As a prolific photographer for "House Beautiful", "Better Homes and Gardens", "Architectural Digest", and "Sunset" magazine, Maynard L. Parker was a pioneer in documenting domestic spaces and landscapes for postwar America. His extensively published, sun-kissed brand of photography made him a critical contributor to domestic design culture from the 1940s into the 1960s. Parker's lens revealed the homes and lifestyles of affluent Americans and celebrities, including Judy Garland, Betty Grable, Clark Gable, and Bing Crosby, as well as the interiors, gardens, and built works of Samuel Marx, Frank Lloyd Wright, Thomas Church, and Cliff May, showcasing both the simple and grand aspects of suburban America and offering an alluring template for living in a new consumer age. Lavishly illustrated with over 300 photographs - most unpublished since their initial appearance decades ago - "Maynard L. Parker: Modern Photography and the American Dream" is the first monograph to consider Parker and his work. Essays by leading scholars set Parker's photography against the backdrop of an unprecedented demographic shift, the Cold War, and a suburban society increasingly fixated on consumption.
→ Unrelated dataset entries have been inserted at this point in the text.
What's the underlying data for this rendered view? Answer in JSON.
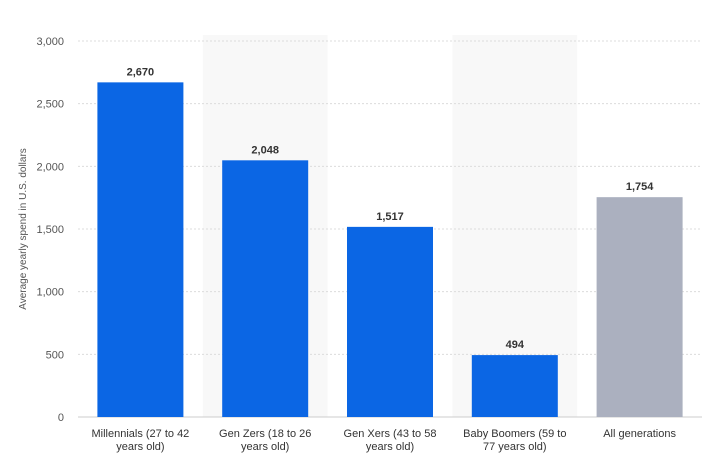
{
  "chart_data": {
    "type": "bar",
    "categories": [
      [
        "Millennials (27 to 42",
        "years old)"
      ],
      [
        "Gen Zers (18 to 26",
        "years old)"
      ],
      [
        "Gen Xers (43 to 58",
        "years old)"
      ],
      [
        "Baby Boomers (59 to",
        "77 years old)"
      ],
      [
        "All generations"
      ]
    ],
    "values": [
      2670,
      2048,
      1517,
      494,
      1754
    ],
    "value_labels": [
      "2,670",
      "2,048",
      "1,517",
      "494",
      "1,754"
    ],
    "bar_colors": [
      "#0b66e4",
      "#0b66e4",
      "#0b66e4",
      "#0b66e4",
      "#abb0bf"
    ],
    "ylabel": "Average yearly spend in U.S. dollars",
    "ylim": [
      0,
      3000
    ],
    "yticks": [
      0,
      500,
      1000,
      1500,
      2000,
      2500,
      3000
    ],
    "ytick_labels": [
      "0",
      "500",
      "1,000",
      "1,500",
      "2,000",
      "2,500",
      "3,000"
    ],
    "grid": true,
    "band_color": "#f8f8f8"
  }
}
Jennifer A. Watts is curator of photographs at The Huntington Library, San Marino, California, and editor of Edward Weston: A Legacy. Edward R. Bosley is director of the Gamble House in Pasadena, California. Daniel Gregory is former senior editor of Sunset magazine. Christopher Hawthorne is architecture critic for the Los Angeles Times. Elaine Tyler May is professor of American studies at the University of Minnesota. Monica Penick is assistant professor in design studies at the University of Wisconsin-Madison. Charles Phoenix is an author and performer. D. J. Waldie is an essayist and contributing editor for the Los Angeles Times. Sam Watters is an architectural and cultural historian.